Nothing about us without us
The Labour Party is ready to guarantee when in government that every person with disabilities who, for some reason, needs support to live an independent life shall be provided with a place to live in the community together with the necessary care services.
The proposal came as a relief to many families who live with the experience of disability every single minute of their lives. They apply their full energy and a lot of creativity to have the best living environment for their family, especially one that meets the needs of the family member with disabilities.
Over the years, there were a number of policy measures that were taken in favour of people with disabilities. These included the pension for the disabled, the setting up of day centres, the Equal Opportunities Act, Aġenzija Sapport and the National Commission for People with Disabilities.
Social policy in the area of disabilities evolved and shifted from one of doing things for the disabled to one where things are done by the disabled and with the disabled. As the disability motto goes: Nothing About Us Without Us.
However, in spite of the legislative and institutional developments that took place, the parents and the people with disabilities will tell you in no uncertain terms that doing the normal daily chores that every person takes for granted is, for a person with disabilities, a daily struggle. People with disabilities face barriers to do ordinary things and they have to invest extra effort and time to do the basics.
Some difficulties are directly related to the condition and, therefore, they rely on external support to wake up in the morning and go about their needs. But other barriers are the result of an environment that lacks sensitivity to the needs of the disabled such as failing to provide an inclusion coordinator in school, failing to give a child an individual curriculum programme, making it difficult for a parent to enrol a disabled child in a kindergarten, inaccessible buses, inaccessible public and private buildings, failing to provide a place at adult training centres, broken or blocked sidewalks and downright ignorance of how to adjust a public or a private service to match the particular needs of persons with disabilities.
The moment someone starts limiting what a person can or cannot do, to legitimately improve his/her life situation, s/he is immediately placing that person in a vulnerable situation and, therefore, at risk of poverty and social exclusion, unable to enjoy what is available to other persons. This is discrimination.
Article 14 of the European Convention on Human Rights states that the enjoyment of the rights and freedom set forth in the charter shall be secured without discrimination on any ground. Therefore, member states cannot discriminate against a person with disabilities by omitting to enable him/her to rise above the disability, live independently and enjoy the benefits that society has to offer its citizens.
The Council of Europe report Access To Social Rights lays down that special attention needs to be given to access to social rights such as housing, because people in vulnerable situations may run the risk of being excluded for reasons connected with health and disability, among others.
One has to bear in mind that denying access to one’s right, such as housing, may impede access to other rights and, therefore, push the person into a spiral of factors contributing to poverty.
In fact, while the report advocates an integrated strategy based on a combination of policy measures, which complement and build on each other, a major policy guideline is the need to ensure access to social protection, housing and local partnerships.

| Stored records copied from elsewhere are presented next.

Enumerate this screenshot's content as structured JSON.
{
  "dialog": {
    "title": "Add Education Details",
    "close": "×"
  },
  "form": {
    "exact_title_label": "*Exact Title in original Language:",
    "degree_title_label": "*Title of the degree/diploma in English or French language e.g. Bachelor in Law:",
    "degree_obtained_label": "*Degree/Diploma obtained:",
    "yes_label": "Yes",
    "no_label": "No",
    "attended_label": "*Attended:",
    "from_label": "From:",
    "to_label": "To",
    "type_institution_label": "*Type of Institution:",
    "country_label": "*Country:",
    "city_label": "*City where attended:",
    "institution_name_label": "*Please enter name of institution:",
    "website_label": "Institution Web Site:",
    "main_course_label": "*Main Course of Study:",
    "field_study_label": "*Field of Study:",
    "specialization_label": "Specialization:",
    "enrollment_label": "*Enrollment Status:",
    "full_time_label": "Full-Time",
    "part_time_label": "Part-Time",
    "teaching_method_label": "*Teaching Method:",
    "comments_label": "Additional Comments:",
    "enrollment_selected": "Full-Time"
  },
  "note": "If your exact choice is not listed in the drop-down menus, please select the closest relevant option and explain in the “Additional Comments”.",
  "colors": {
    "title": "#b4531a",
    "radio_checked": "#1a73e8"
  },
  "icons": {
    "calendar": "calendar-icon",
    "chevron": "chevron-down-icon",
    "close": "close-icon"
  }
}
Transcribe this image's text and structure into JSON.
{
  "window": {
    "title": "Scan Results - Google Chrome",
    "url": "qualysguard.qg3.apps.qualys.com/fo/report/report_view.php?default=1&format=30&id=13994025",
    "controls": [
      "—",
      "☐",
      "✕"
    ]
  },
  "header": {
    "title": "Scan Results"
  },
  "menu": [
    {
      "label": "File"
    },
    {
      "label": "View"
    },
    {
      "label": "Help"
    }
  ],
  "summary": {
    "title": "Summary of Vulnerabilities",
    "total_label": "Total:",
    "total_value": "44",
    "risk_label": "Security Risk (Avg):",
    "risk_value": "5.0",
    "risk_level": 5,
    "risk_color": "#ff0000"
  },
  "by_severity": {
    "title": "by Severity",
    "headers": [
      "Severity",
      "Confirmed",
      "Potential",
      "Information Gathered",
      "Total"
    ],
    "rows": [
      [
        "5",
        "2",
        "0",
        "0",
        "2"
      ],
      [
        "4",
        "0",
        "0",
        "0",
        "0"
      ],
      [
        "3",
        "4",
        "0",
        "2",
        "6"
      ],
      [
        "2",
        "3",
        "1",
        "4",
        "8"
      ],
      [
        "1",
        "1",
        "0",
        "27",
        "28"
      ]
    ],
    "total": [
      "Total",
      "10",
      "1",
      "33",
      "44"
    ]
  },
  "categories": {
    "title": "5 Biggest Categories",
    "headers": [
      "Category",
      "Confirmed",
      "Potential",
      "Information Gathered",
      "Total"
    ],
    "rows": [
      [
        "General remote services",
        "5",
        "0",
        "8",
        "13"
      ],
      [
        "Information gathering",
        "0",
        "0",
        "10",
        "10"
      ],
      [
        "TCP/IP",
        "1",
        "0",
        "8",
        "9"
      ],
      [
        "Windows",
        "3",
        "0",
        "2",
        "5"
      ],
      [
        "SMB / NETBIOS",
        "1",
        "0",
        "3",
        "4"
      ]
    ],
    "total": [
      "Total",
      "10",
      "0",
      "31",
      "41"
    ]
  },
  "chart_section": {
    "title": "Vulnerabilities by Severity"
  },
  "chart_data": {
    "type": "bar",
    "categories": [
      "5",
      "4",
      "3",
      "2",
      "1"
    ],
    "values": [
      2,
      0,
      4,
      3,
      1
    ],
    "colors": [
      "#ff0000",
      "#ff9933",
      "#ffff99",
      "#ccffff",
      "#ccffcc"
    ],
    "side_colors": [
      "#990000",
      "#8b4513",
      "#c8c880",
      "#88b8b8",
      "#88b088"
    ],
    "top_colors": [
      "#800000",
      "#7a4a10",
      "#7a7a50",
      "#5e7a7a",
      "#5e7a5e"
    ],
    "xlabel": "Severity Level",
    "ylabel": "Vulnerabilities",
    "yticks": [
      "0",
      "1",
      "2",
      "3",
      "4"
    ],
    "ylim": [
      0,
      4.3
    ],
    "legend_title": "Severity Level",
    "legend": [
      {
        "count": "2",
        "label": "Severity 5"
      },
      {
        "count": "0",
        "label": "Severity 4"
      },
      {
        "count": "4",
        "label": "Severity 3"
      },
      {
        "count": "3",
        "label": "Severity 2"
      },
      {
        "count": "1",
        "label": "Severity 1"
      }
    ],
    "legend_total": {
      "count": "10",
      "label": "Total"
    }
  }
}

Therefore, providing people with disabilities with the real possibility to be able to live in the community, where they have lived all their lives and where they have built relationships, whether their parents have departed or not, is nothing short of securing a social right to inclusion for people with disabilities.
In short, this is what parents of people with disabilities have been requesting for quite some time. They might have not articulated it from a rights perspective but, in their hearts and minds, parents wanted their disabled children to continue living with dignity in the same surroundings and level of comfort and care that they would have provided for many years. They do not want charity or sympathy but a clear commitment by the state to ensure that their children will continue to have a quality of life in the community, whether they are around or not.
The proposal is universal in nature, that is, it will cover all those who shall need this service. However, it also acknowledges the wishes of certain parents who would like to invest some or all their wealth in the well-being of their disabled child. For this reason, the proposal includes the support for trusts, where a family or families can get together and, through a legal document, set forth how they wish their assets to be used after they would have departed this world.
Fiscal measures are also included to incentivise parents who wish to opt for this model.
I believe that the role of the government in this respect is to ensure the good governance of the trusts, the accountability of the trustees and the monitoring of service standards and service delivery. This is important for parents.
Such facilities in the community can take the form of joint ventures with the private sector, the voluntary sector or the Church.
This approach is a milestone in the development of service for people with disabilities but also for civil society. Civil society is able and wants to be more engaged in social projects and will have a critical role to play in service delivery in the years to come.
It is time that we mobilise all the positive forces in society and capitalise on our strengths. While, on one hand, the government should always have the prime responsibility for the welfare of its citizenship, on the other, it should not be the be all end all of our well-being.